Through their work, Maria and Honorata were introduced to the family of Moses and Lea, a Masai 
couple. In many ways they are a typical Masai family. Cows are central to their lives, a source of food, wealth and status. They live far from towns, without electricity and running water. Their food, clothes and traditions are all Masai.  But, unlike others,  they have built a permanant home out on the bush and  Moses has only one wife, Lea.
Lea knew that for her daughters to escape fgm and survive outside the Masai community, they would need to leave their home and get an education. She asked the Grail women to take her daughters, raise them and help them go to school.

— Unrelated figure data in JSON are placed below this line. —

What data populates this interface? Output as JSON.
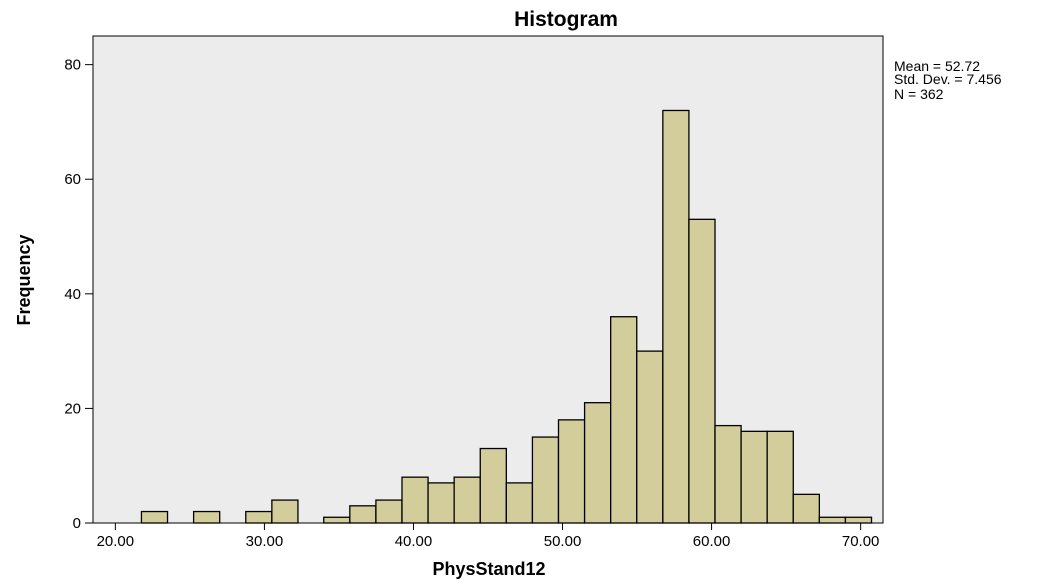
{
  "chart_data": {
    "type": "bar",
    "title": "Histogram",
    "xlabel": "PhysStand12",
    "ylabel": "Frequency",
    "xlim": [
      18.5,
      71.5
    ],
    "ylim": [
      0,
      85
    ],
    "x_ticks": [
      "20.00",
      "30.00",
      "40.00",
      "50.00",
      "60.00",
      "70.00"
    ],
    "x_tick_values": [
      20,
      30,
      40,
      50,
      60,
      70
    ],
    "y_ticks": [
      "0",
      "20",
      "40",
      "60",
      "80"
    ],
    "y_tick_values": [
      0,
      20,
      40,
      60,
      80
    ],
    "bin_width": 1.75,
    "bins": [
      {
        "x0": 21.75,
        "value": 2
      },
      {
        "x0": 25.25,
        "value": 2
      },
      {
        "x0": 28.75,
        "value": 2
      },
      {
        "x0": 30.5,
        "value": 4
      },
      {
        "x0": 33.98,
        "value": 1
      },
      {
        "x0": 35.73,
        "value": 3
      },
      {
        "x0": 37.48,
        "value": 4
      },
      {
        "x0": 39.23,
        "value": 8
      },
      {
        "x0": 40.98,
        "value": 7
      },
      {
        "x0": 42.73,
        "value": 8
      },
      {
        "x0": 44.48,
        "value": 13
      },
      {
        "x0": 46.23,
        "value": 7
      },
      {
        "x0": 47.98,
        "value": 15
      },
      {
        "x0": 49.73,
        "value": 18
      },
      {
        "x0": 51.48,
        "value": 21
      },
      {
        "x0": 53.23,
        "value": 36
      },
      {
        "x0": 54.98,
        "value": 30
      },
      {
        "x0": 56.73,
        "value": 72
      },
      {
        "x0": 58.48,
        "value": 53
      },
      {
        "x0": 60.23,
        "value": 17
      },
      {
        "x0": 61.98,
        "value": 16
      },
      {
        "x0": 63.73,
        "value": 16
      },
      {
        "x0": 65.48,
        "value": 5
      },
      {
        "x0": 67.23,
        "value": 1
      },
      {
        "x0": 68.98,
        "value": 1
      }
    ],
    "stats": [
      "Mean = 52.72",
      "Std. Dev. = 7.456",
      "N = 362"
    ],
    "grid": false,
    "legend": "none"
  }
}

In a leap of faith, Honorata and Maria agreed to do just that.
After 9 years at the Grail Center, Asifiwe is in form 5 at Morogoro and her sister Margaret is being raised by Honorata's sister in the mountains nearby. Others have joined them and now there are12 little girls next door to Kisekibaha at Chekechea. They live in much healthier conditions and are going to school. Everyone hopes they will never have fgm and will complete their education. Right now, it looks good for that!
We were honored to be welcomed to the home of Moses and Lea where we sat under a tree, sharing coca cola and chapatis and listened to Moses tell the story of how life has changed for the Masai during his lifetime. 









Chekechea

Just outside the gate to the Grail center at Kisekibaha, is Chekechea. It is the home to Felisiana, a young grail member and the 15 young Masai girls who call her mama. Over the past 10 years the Grail has gradually brought these girls to live here at the request and with the blessings of their birth mothers. These women know that the only way for their daughters to escape fgm, early marriage and the very difficult life of Masai women, is to get an education and live outside Masai culture. They attend the Montessori preschool at Chekechea, (Felisiana is the sole teacher/administrator), or walk to the primary school nearby. They come speaking only the Masai language and must learn Swahili and English. Their beauty and their stories are heartbreaking. Here is their photo, dressed in their Sunday best, and glimpse of the joy 6 jump ropes can bring in Tanzania. 








Thursday, July 25, 2013

Water

There is a continuing 20 year drought in rural Tanzania. If you are lucky, you have enormous rain barrels which have collected water during the rainy season. If you are not this fortunate, you must walk to a well or buy from a vendor. Businessmen on motorbikes speed down the highway with as many as 10 yellow plastic containers strapped every which way to their vehicles, headed for market. Women and children carry the water back to their homes, balanced atop their heads. The corn crop, basic to the diet of most Tanzanians has failed for the most part and the stalks are dried and rustling, no ears.
Here at the Grail center, I am treated to a hot "shower" each night. The water, heated over a wood fire and hand carried to our little guest house in a plastic bucket smells like woodsmoke as I pour each delicious cupful over my head to wash my hair.